Beobachtungen als Teil der Unternehmenskultur
Beobachtungen sollten kein einmaliges Projekt sein, sondern ein fester Bestandteil der Arbeit an der Customer Experience. Wenn Mitarbeitende in allen Bereichen lernen, mit den Augen der Kundschaft zu sehen, entsteht ein gemeinsames Verständnis dafür, was Wert schafft – und was ihn mindert.
Überlegen Sie, wie Sie das fördern können:
- Kurze „Customer Safaris“ organisieren, bei denen Teams beobachten und Erkenntnisse teilen.

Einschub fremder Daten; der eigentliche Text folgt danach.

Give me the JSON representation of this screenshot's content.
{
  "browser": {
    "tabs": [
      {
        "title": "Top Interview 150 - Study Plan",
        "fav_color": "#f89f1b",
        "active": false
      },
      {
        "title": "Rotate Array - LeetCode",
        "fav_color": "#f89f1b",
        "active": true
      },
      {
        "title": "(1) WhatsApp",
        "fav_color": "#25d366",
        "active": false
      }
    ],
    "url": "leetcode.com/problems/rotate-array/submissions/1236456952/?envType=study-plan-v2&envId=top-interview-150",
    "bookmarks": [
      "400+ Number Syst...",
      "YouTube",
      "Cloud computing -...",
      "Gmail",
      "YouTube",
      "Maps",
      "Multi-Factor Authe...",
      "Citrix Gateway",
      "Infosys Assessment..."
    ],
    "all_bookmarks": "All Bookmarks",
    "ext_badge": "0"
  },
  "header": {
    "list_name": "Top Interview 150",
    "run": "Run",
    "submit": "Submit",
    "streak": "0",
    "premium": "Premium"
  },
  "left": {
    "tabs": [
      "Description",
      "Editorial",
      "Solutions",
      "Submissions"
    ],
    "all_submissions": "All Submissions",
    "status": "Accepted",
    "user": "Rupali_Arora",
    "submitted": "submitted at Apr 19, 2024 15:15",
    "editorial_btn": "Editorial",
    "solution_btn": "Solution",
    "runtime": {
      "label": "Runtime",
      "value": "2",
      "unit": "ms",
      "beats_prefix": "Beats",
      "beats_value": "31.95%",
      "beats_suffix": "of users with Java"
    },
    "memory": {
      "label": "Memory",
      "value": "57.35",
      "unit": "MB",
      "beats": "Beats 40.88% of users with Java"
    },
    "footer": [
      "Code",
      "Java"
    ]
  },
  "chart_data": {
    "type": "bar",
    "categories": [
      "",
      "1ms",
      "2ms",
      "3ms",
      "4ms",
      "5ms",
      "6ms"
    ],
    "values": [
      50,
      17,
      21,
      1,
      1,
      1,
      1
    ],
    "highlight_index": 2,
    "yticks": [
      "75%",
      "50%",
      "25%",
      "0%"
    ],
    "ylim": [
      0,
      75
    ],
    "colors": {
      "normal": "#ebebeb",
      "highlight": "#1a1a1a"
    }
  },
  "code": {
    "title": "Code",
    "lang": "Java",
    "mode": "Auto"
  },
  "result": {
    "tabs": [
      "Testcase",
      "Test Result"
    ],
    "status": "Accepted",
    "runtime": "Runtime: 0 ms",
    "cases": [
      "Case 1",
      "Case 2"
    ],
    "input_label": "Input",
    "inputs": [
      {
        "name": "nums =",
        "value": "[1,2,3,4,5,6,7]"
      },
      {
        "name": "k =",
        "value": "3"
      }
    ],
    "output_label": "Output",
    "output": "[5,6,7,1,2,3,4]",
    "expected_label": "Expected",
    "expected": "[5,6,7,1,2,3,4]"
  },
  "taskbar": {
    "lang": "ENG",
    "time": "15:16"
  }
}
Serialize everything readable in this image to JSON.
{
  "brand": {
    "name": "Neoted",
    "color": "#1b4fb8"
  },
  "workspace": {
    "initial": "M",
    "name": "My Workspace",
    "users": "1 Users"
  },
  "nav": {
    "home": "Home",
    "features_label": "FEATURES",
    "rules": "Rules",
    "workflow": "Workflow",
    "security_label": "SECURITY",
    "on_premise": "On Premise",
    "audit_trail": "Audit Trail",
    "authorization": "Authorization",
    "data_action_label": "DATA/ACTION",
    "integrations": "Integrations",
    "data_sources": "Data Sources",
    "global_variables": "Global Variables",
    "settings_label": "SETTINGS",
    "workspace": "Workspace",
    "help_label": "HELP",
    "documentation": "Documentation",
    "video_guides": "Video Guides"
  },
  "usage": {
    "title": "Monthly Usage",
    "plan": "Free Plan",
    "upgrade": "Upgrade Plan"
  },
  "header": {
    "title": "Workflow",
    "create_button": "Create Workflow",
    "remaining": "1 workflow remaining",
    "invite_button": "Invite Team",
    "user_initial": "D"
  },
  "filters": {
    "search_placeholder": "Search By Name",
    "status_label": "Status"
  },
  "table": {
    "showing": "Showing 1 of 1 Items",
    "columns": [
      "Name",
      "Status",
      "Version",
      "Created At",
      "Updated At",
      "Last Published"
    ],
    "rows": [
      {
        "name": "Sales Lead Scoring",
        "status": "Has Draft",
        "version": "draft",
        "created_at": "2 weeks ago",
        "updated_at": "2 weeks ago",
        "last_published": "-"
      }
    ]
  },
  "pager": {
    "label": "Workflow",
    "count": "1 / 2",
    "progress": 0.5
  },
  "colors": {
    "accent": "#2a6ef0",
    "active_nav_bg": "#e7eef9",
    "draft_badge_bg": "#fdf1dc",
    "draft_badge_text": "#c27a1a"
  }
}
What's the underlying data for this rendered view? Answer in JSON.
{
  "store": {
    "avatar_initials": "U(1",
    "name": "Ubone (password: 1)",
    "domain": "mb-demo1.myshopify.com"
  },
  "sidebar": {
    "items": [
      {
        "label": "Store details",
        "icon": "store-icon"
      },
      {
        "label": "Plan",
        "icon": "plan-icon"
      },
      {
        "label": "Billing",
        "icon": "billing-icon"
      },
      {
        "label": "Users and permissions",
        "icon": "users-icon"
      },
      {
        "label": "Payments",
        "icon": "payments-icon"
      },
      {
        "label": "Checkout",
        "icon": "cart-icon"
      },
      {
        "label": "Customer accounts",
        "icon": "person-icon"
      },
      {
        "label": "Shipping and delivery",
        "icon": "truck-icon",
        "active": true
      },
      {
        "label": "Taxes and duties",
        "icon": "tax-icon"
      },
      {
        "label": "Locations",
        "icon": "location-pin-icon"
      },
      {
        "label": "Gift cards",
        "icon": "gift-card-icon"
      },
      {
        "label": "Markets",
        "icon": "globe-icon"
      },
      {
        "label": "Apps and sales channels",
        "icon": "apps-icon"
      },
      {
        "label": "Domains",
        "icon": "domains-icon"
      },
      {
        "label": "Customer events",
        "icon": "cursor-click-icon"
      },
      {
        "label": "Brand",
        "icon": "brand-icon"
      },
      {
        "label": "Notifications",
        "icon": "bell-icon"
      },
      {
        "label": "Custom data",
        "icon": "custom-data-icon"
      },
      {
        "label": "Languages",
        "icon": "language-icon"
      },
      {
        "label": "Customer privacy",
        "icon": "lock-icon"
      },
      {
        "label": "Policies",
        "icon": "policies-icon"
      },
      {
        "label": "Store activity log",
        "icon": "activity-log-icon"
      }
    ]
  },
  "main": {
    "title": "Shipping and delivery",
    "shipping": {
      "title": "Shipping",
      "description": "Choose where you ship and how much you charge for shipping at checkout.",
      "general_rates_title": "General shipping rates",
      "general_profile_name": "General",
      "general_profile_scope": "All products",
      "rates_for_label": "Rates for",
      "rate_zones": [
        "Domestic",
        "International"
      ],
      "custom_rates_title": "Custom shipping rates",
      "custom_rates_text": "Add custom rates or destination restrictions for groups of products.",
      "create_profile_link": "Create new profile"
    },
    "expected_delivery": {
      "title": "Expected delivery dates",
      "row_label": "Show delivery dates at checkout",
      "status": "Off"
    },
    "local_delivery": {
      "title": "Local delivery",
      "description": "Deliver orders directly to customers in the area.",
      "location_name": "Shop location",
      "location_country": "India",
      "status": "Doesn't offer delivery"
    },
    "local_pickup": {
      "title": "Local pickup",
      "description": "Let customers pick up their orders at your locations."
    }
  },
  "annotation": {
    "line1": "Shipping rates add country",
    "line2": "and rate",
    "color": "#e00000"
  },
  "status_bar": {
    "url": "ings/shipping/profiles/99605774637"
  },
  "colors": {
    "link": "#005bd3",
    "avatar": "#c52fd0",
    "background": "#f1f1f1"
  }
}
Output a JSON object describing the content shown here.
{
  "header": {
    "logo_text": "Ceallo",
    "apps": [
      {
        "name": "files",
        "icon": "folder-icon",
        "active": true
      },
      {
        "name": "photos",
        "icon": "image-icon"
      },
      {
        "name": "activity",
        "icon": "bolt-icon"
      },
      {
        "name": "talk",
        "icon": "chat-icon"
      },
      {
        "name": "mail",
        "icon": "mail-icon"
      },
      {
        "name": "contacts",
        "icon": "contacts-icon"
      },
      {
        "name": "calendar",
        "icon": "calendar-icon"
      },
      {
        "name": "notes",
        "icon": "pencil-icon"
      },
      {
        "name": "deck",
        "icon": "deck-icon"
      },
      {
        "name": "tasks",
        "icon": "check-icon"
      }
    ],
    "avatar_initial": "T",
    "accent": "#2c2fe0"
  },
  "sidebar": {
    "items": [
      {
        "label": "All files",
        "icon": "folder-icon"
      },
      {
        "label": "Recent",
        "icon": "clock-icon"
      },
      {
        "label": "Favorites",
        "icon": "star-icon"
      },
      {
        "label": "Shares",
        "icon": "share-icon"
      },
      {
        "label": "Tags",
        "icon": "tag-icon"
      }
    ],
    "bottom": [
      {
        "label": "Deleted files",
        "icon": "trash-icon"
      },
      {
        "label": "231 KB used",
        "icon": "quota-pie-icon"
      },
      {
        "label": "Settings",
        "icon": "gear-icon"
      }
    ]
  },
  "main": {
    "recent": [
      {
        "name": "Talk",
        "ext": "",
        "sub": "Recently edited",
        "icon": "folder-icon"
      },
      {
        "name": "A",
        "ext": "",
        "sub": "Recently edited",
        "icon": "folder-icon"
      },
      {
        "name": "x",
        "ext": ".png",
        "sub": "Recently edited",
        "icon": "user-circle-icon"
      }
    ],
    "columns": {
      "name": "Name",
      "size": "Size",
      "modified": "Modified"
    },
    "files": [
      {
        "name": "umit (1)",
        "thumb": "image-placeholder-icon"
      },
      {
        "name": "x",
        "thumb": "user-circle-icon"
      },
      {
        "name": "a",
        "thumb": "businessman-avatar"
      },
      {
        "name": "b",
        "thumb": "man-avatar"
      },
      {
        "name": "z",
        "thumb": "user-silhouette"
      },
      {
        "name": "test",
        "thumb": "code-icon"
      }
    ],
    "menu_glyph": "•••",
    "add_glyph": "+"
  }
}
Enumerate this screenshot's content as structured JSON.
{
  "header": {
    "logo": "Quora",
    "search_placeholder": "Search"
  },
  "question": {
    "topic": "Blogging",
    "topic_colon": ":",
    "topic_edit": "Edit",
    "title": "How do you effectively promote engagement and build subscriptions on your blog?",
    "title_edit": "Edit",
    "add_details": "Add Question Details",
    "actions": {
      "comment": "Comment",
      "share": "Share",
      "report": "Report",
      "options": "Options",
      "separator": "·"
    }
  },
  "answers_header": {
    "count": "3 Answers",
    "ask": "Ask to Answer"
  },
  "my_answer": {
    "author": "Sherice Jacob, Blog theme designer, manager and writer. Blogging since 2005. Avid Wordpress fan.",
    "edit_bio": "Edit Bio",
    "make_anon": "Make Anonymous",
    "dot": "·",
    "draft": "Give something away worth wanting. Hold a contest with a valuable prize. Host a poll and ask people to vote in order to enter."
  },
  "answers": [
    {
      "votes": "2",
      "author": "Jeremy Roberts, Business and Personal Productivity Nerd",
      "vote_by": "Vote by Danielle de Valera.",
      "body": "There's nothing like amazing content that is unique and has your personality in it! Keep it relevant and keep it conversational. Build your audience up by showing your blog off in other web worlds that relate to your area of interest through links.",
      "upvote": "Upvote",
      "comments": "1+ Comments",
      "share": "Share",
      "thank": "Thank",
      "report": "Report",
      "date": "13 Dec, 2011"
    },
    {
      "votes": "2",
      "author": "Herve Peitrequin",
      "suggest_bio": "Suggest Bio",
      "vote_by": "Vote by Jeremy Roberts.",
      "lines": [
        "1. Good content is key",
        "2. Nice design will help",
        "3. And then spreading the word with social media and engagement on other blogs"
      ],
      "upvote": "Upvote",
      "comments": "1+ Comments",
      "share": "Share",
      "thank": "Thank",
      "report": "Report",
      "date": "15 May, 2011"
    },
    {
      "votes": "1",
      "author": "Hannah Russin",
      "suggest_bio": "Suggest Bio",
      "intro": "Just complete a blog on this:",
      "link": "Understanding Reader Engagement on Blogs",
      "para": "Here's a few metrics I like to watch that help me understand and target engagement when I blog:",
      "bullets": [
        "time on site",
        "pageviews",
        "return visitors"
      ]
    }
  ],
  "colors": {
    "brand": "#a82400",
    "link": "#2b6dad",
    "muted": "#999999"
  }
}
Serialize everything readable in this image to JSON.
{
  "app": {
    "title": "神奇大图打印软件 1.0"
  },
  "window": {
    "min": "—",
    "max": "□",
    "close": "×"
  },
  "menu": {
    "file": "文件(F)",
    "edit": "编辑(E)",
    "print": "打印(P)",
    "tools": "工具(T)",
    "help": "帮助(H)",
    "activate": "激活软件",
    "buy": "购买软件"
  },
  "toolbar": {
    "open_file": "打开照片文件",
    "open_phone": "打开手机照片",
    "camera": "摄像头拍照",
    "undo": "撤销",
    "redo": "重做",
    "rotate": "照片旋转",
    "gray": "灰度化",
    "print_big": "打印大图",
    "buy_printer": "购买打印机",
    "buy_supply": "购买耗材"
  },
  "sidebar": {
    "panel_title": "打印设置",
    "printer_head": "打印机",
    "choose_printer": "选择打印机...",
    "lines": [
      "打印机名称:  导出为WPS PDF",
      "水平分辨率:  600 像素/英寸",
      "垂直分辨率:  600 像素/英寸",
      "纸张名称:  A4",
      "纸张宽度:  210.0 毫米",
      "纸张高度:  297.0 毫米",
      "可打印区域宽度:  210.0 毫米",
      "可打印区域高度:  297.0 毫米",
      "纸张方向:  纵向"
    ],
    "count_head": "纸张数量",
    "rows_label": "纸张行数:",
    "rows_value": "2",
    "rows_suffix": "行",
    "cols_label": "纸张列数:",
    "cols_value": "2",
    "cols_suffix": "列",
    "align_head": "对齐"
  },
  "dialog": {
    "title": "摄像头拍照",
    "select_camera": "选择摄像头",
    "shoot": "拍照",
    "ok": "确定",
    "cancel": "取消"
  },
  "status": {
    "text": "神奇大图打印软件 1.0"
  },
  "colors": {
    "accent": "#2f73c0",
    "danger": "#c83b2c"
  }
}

- Beobachtungen in die Einarbeitung neuer Mitarbeitender integrieren.
- Beobachtungen dokumentieren und in einem gemeinsamen Wissenspool festhalten.
Das erfordert Zeit und Neugier, doch der Gewinn ist gross: eine Organisation, die ihre Kundinnen und Kunden wirklich versteht.
Die Customer Journey als lebendiges System begreifen
Die Customer Journey ist kein statisches Konstrukt. Sie verändert sich mit neuen Technologien, Produkten und Erwartungen. Deshalb sollten Beobachtungen regelmässig wiederholt und aktualisiert werden. Jedes Mal, wenn Sie mit neuen Augen hinschauen, entdecken Sie etwas, das Ihnen zuvor entgangen ist.
Indem Sie Daten mit direkten Beobachtungen verbinden, schaffen Sie eine empathischere und realistischere Sicht auf die Kundenerfahrung – und erkennen jene Schwachstellen, die wirklich zählen.